For @mppf it should be sufficient to sudo pacman -S yay; yay -S chapel, which gets an AUR helper called yay (a one time thing) then uses said helper to get chapel. Perhaps you could comment on the built config of the compiler and what options we should or shouldn't set for the user. Right now I just use ./configure; make; make check; make install, and since LLVM and Clang are present they get used automatically.
As for working the Arch packaging into the chapel repo in a PR, I plan to look at that tomorrow.
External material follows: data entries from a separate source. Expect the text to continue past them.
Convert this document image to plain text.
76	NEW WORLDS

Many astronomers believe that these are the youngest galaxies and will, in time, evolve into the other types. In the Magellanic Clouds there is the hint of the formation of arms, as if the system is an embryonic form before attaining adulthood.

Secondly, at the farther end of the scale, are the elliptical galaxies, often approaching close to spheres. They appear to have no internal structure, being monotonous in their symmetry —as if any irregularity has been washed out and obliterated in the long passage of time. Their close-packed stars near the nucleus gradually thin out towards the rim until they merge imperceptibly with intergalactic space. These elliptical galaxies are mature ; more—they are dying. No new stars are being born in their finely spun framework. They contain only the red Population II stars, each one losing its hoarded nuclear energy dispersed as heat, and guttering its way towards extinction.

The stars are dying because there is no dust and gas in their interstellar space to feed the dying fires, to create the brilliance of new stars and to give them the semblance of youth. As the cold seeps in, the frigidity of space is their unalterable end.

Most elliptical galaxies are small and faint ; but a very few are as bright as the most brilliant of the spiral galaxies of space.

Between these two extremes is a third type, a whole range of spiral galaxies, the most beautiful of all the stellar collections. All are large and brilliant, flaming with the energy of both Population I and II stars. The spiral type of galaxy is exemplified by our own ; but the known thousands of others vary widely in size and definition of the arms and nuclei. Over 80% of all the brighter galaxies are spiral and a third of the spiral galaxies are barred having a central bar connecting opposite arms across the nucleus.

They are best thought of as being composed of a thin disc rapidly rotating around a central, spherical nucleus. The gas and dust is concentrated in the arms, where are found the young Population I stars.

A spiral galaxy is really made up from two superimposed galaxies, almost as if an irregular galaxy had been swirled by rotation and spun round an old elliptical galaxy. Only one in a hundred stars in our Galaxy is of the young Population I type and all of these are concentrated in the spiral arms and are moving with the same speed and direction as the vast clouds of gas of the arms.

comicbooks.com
Hm, it appears that while it passes make check it fails to compile an actual Chapel program for me, with error:

/usr/bin/ld: /home/ghbrown/Temporary/chpl-ghbrown.deleteme-lqaDoZ/chpl__module.o: in function `chpl_task_reset_spawn_order':
root:(.text+0x73175): undefined reference to `qthread_chpl_reset_spawn_order'
/usr/bin/ld: /home/ghbrown/Temporary/chpl-ghbrown.deleteme-lqaDoZ/chpl__module.o: in function `chpl_qthread_get_tasklocal':
root:(.text+0x747f0): undefined reference to `qthread_get_tasklocal'
---- many more lines ----
/usr/bin/ld: /usr//lib/chapel/1.26/runtime/lib/linux64/llvm/x86_64/cpu-native/loc-flat/comm-none/tasks-qthreads/tmr-generic/unwind-none/mem-jemalloc/atomics-cstdlib/hwloc-bundled/re2-bundled/fs-none/lib_pic-pic/san-none/libchpl.a(topo-hwloc.o): in function `chpl_hwloc_get_next_obj_by_depth':
(.text+0x1753): undefined reference to `chpl_hwloc_get_obj_by_depth'
clang-13: error: linker command failed with exit code 1 (use -v to see invocation)
error: Make Binary - Linking

I am hoping this is caused by my own source builds of Chapel interfering with the new AUR build. Even if this is the case, I'm not sure exactly how to fix it. I've done all of the make cleans and clobbers, but it doesn't appear there is an uninstall. I deleted the binary in /usr/local/bin manually, but it seems there's more.